Final accuracy of our model across all data: 0.8963553530751709


__Data Background__: This data comes from user _Tristan Malherbe_ on __Data.World__. It's a dataset with every single NBA game played by basketball player Stephen Curry from **October of 2009 to October of 2018.** The dataset contains the following information about every game of basketball (all specific stats about Steph Curry only): 
- the date, opposing team, number of minutes Curry played, number of sucessful shots made, number of total shots attempted, number of sucessful 3 pointers, total 3-pointers attempted, sucessful free throws, total attempted free throws, rebounds, assists, blocks, steals, personal fouls, turnovers, total points scored, type of game (reg season, conference), result (win or loss), and the final team scores.

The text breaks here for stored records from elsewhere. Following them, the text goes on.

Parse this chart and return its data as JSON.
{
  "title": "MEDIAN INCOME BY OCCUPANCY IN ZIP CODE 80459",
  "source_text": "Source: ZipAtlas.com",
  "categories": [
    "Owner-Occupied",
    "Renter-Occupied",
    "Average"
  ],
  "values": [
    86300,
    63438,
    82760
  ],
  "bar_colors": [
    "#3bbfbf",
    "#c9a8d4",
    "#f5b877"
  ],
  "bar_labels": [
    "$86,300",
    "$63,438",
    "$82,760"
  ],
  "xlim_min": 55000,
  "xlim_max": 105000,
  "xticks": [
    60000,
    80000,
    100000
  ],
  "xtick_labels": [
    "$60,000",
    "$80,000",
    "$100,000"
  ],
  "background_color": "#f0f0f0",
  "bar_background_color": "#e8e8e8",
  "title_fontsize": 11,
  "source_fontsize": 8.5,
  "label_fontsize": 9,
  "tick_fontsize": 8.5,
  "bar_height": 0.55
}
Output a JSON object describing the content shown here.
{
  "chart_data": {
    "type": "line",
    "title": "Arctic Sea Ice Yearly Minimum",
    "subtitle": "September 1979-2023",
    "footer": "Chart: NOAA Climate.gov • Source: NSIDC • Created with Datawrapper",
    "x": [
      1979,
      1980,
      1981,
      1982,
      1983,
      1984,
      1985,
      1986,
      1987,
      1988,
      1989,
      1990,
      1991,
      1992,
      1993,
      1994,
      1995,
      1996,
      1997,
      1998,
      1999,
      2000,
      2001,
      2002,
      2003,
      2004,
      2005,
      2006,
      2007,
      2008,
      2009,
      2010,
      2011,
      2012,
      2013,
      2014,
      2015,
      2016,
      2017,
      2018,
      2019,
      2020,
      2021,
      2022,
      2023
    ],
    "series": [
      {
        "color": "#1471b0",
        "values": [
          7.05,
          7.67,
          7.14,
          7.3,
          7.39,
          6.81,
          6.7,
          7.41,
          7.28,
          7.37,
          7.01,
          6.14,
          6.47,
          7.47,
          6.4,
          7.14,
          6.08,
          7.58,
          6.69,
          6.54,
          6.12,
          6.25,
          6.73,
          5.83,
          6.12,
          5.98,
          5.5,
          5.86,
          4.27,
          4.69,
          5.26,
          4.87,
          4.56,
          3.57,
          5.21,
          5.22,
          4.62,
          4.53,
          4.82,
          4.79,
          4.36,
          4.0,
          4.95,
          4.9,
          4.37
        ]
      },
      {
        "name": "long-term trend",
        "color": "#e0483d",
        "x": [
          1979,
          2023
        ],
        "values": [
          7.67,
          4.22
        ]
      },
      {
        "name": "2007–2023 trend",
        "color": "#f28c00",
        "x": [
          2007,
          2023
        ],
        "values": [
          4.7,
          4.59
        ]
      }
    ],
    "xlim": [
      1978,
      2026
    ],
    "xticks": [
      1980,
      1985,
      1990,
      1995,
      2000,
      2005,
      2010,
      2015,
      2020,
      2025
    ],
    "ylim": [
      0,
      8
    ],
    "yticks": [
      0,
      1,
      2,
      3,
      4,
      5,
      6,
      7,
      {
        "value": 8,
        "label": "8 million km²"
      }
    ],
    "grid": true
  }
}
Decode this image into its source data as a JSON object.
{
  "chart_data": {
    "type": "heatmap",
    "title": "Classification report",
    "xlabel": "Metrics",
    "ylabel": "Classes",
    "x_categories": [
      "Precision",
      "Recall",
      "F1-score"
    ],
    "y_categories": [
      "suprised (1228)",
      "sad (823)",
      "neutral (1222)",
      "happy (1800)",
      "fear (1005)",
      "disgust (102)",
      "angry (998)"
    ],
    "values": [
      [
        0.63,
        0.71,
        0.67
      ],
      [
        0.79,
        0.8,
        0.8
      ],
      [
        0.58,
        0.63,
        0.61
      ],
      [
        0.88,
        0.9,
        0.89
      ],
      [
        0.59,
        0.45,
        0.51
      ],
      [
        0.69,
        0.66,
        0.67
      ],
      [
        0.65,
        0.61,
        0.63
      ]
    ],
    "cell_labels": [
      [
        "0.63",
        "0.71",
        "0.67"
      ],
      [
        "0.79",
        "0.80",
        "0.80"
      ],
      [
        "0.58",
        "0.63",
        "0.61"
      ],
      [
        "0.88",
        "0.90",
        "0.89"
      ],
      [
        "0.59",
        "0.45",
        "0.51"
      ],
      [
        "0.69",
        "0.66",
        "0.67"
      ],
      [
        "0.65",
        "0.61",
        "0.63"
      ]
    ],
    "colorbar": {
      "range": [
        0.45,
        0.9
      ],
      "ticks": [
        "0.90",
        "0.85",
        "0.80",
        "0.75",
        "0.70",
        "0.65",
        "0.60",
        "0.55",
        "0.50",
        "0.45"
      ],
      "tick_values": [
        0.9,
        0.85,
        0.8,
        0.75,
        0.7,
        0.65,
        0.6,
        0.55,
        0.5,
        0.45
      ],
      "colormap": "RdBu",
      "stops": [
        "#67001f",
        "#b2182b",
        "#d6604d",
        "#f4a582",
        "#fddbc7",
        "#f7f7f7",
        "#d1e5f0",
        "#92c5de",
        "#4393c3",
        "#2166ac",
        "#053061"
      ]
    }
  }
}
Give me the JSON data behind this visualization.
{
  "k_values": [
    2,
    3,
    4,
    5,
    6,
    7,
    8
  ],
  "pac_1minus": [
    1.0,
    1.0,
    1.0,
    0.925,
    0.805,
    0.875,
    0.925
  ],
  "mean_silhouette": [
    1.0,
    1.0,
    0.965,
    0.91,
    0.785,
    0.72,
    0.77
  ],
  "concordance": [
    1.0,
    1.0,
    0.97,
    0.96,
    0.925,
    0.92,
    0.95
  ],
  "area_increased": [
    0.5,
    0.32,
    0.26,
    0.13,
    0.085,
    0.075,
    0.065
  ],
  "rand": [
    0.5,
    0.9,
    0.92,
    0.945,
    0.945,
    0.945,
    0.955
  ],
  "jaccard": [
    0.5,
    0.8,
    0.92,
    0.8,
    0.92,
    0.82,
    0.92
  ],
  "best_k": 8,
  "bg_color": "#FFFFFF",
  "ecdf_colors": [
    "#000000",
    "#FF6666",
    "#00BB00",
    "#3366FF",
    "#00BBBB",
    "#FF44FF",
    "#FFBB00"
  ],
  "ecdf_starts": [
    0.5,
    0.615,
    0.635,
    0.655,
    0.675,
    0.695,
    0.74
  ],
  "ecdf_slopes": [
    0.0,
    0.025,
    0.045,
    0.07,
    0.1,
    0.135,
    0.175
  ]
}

Out of this, we chose to drop the date, opposing team, type of game, and final team score columns. The rest were used as features, and the result (Win or Loss) is what we were trying to predict. 

__Motivation__: NBA superstars like Steph Curry are often perceived as the primary drivers behind their basketball teams: if the team wins, it's because people think the superstar had a hot game and carried. If the team loses, people believe it's because the player underperformed and let the team down. We wanted to see how strongly we could predict the outcome of a basketball match by only looking at Curry's performance throughout a game. His contract is worth a LOT of money: is that money well-earned?